As carbon dioxide levels rise natural sinks are likely to keep the atmosphere in balance by negative feedback mechanisms.
True up to a point but in the long run the effects of drought and temperature rise are likely to overwhelm any short term increase in plant growth caused by increasing carbon dioxide concentrations.
Amazonia accounts for more than half the world’s rainforest and has been highly important in the past in removing an estimated 2 billion tonnes of carbon dioxide from the atmosphere each year. However recent droughts, particularly the harsh one of 2005, have killed many trees and drastically reduced the forest’s ability to take up carbon dioxide. Furthermore, drought has increased the rate at which carbon is lost from Amazonian soil to the atmosphere. These effects have combined to turn the Amazon forest from being a net remover (‘sink’) of carbon dioxide to a net producer, adding an estimated 5 billion tonnes of carbon dioxide to the atmosphere.
In addition, higher atmospheric carbon dioxide levels are making the oceans more acidic. Although acidification is seriously damaging corals, surprisingly, it does not appear to alter the ability of some planktonic plants to remove carbon dioxide from the atmosphere by photosynthesis and there appears to be no net change in how much carbon dioxide they remove.

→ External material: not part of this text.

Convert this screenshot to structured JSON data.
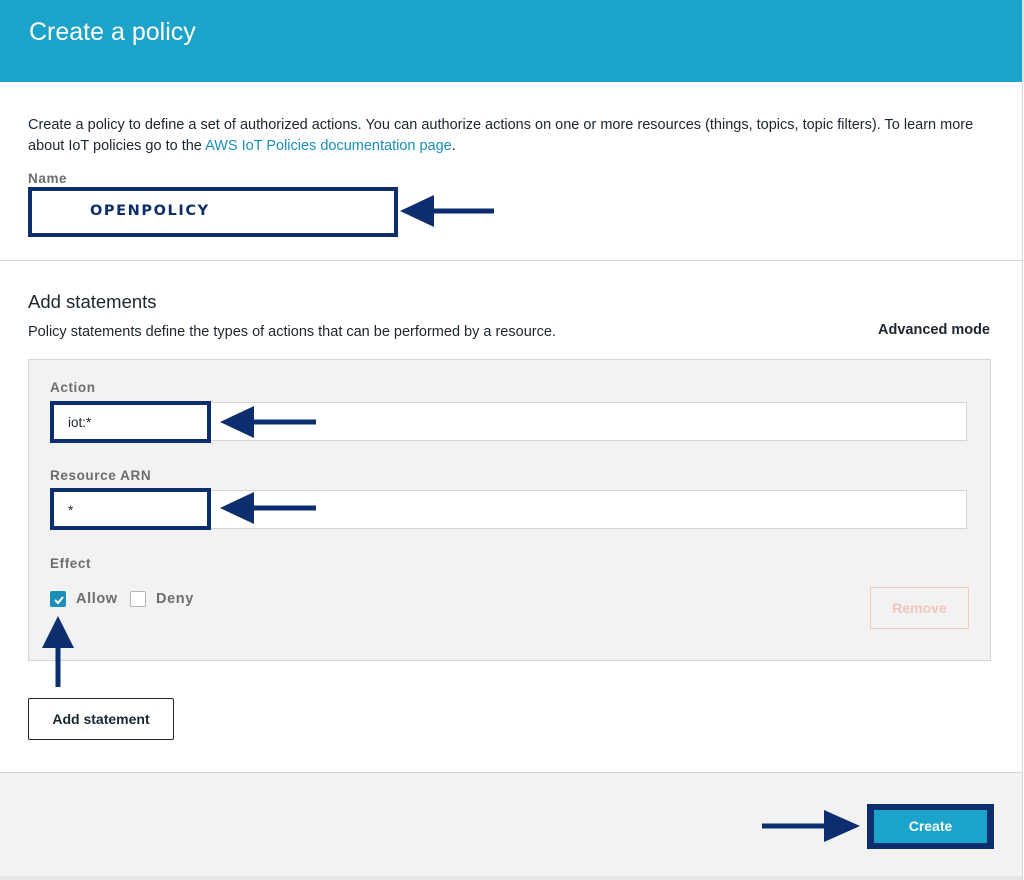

Tropical rainforests and other mechanisms could provide positive or amplifying feedback mechanisms leading to progressively accelerating (runaway) climate change. Other possible positive feedbacks include the reduced ability of warmer sea water to dissolve and hence store carbon dioxide and the increased warming of the Arctic Ocean resulting from the decreased reflection of heat into space, as the ice melts, known as the albedo effect. Most seriously, melting of the permafrost and warming of the oceans could lead to accelerated release of huge quantities of methane, an even more powerful greenhouse gas than carbon dioxide, from sediments.